Gunmen had stormed a labourers’ camp in the Gogdan area of Turbat on Saturday and methodically killed 20 workers and injured three others. The outlawed Baloch Liberation Front, led by Dr Allah Nazar, claimed credit for the mass killings. Nine Levies personnel deployed for the security of the camp fled the scene without putting up a fight. They were subsequently suspended and taken into custody.
Durrani, however, was not happy with that. He believes action should also be taken against senior officials of Levies and police. “Is the government waiting for another Army Public School-like carnage? Why it is not taking steps to bring the volatile security situation under control?”
Other senators also sought details from the government of the steps it has taken to ensure no such incident takes place in the future. “Has this house [Senate] been formed to merely offer fateha?” questioned JUI-F Senator Talha Mehmood, while demanding the government brief the upper house of parliament on the security steps taken after the incident.
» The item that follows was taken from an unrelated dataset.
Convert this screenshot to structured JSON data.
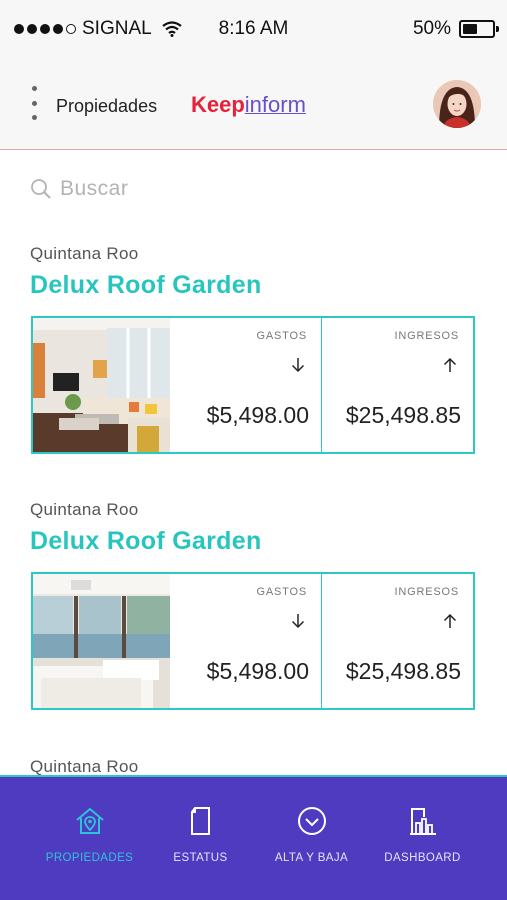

He added that security was thought to have improved in Balochistan over the past few months – but after the Turbat massacre people have started fleeing again.
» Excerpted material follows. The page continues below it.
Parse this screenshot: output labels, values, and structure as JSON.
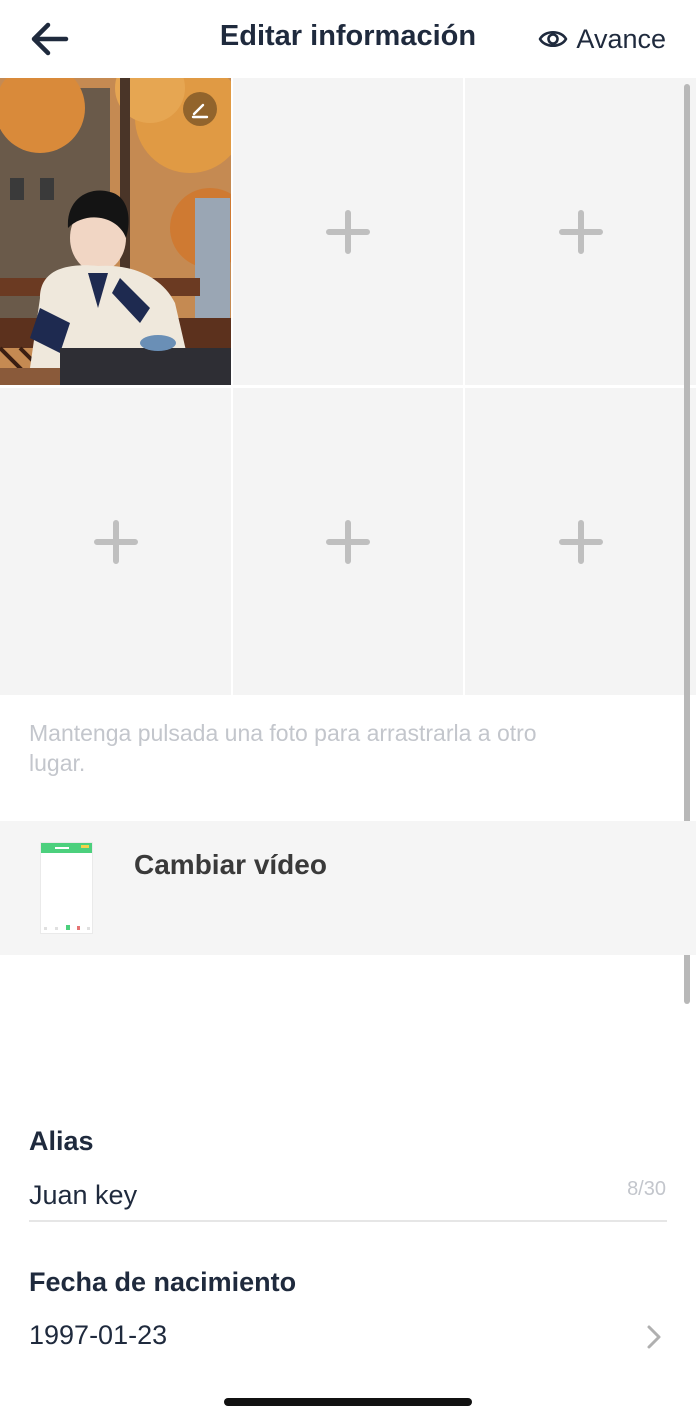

The paramilitary Frontier Corps claimed on Tuesday that it has killed 13 militants – including perpetrators of the Turbat killings – in a raid in the barren mountains of the region.
PML-N Senator M Hamza, who is known for his independent opinion on different issues, questioned the killing of the ‘perpetrators of the Turbat massacre’. “Those who killed the workers have also been killed in a tit-for-tat action – but this is not appropriate?” He added that there was a judicial system in the country and the ‘killers’ should have been brought before the court of law.
BNP-M Senator Dr Jehanzeb Jamaldini, however, faulted the government and said that there was a need to investigate the factors that landed Balochistan into a security morass.
PPP Senator Farhatullah Babar said ‘kill and dump’ had become the fate of the people in Balochistan – but spy agencies did not allow a university [LUMS] to hold a seminar on the state of human rights in the province.
Senate Chairman Raza Rabbani asked the Minister of State for Interior Baleeghur Rehman to brief the house on the Turbat killings and directed leader of the house Raja Zafarul Haq to take up the matter of interference of the security agencies in an educational institution’s seminar with the Punjab chief minister. “Violating the sanctity of academic institutions is inappropriate,” he added.
Responding to a calling attention notice of ANP Senator Sitara Ayaz who claimed that NADRA had blocked CNICs of the Pukhtun community across the country, Baleeghur Rehman said, “NADRA has not blocked any CNIC on ethnic grounds.”
However, he said that CNICs issued during 2000-05 did not include biometric identification, and when these come for renewal, they are required to go through the verification process. He said those who have some link with Afghan families are asked to appear before the Joint Verification Cell [JVC] comprising officials from local administration, ISI, MI and IB. He said some people did not appear before the cell, due to which their cards were not renewed.
Published in The Express Tribune, April 15th, 2015.